# Diablo 3: Frage zur Verwaltung der Speicherstände, wenn auf 2 PCs gespielt wird



## Kreon (19. Mai 2012)

*Diablo 3: Frage zur Verwaltung der Speicherstände, wenn auf 2 PCs gespielt wird*

Hallo, 
wie speichert denn D3 meine Savegames ab?
Kann ich auf Rechner A spielen und danach auf Rechner B mit dem gl. Spielstand weitermachen (weil sich das das Battlenet merkt)?
Oder muss ich manuell Savegames rüberkopieren und klappt das dann auch? Hat das jemand getestet?
Danke und Grüße!


----------



## Shadow_Man (19. Mai 2012)

Wenn das wie bei allen anderen (letzten) Blizzard Spielen ist, dann brauchst du auf dem 2.PC das Spiel nicht mal neuinstallieren.
Da reicht es einfach den Diablo Ordner auf eine externe Festplatte z.B. zu speichern und dann einfach auf den neuen PC zu kopieren 

Und was die Speicherstände betrifft. Da Diablo 3 quasi wie ein MMO funktioniert, wird das alles online auf den Blizzard-Servern gespeichert.
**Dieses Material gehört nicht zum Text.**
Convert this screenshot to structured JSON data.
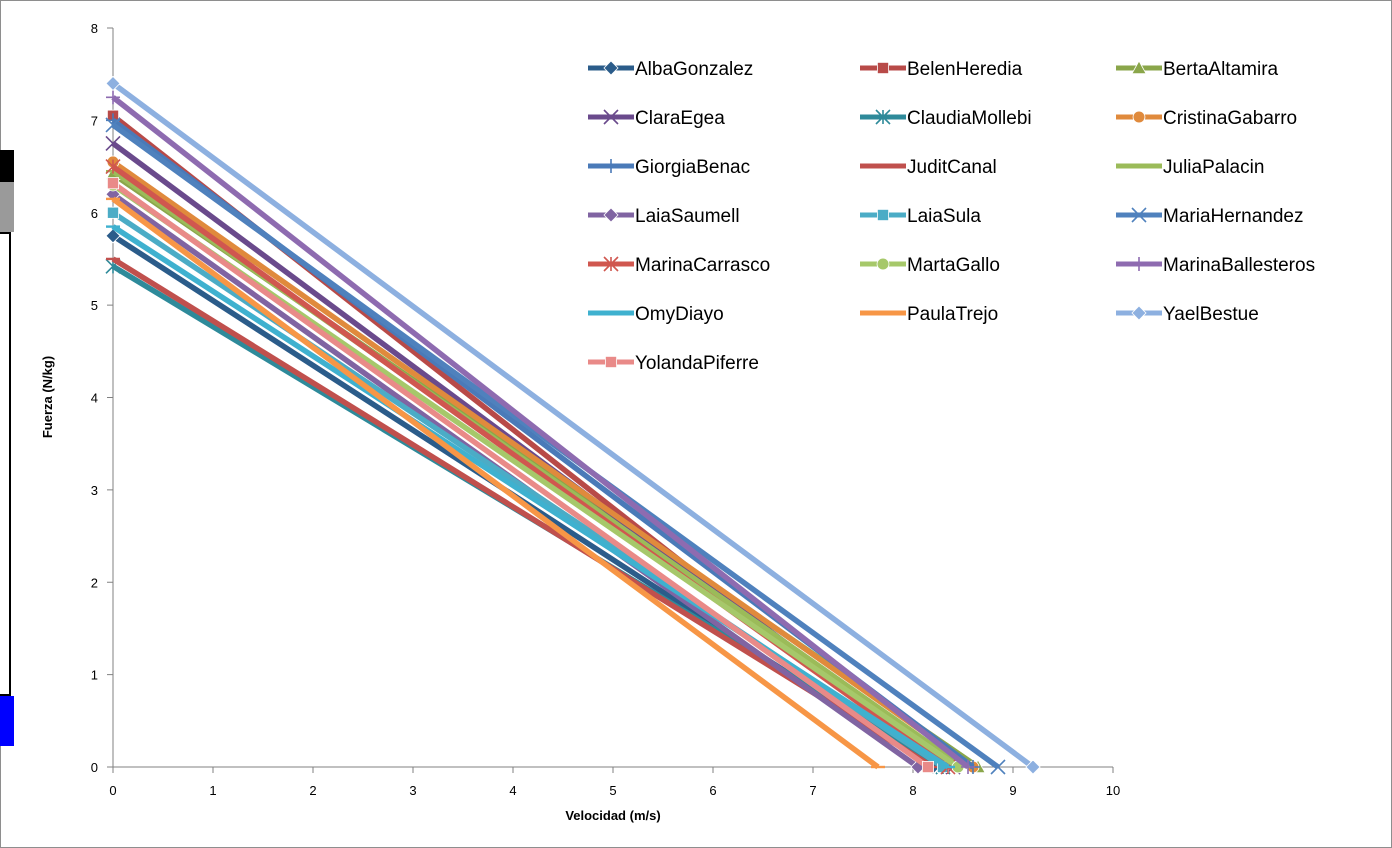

Du brauchst dich dann also auf dem anderen PC nur einloggen.


----------



## Kreon (19. Mai 2012)

Vielen Dank. Das wäre ja praktisch für mich.
Kannte das Battlenet bisher nur von SC2 und dort wird ja nur der MP-Status, aber nicht der SP-Status automatisch im Battlenet gespeichert.


----------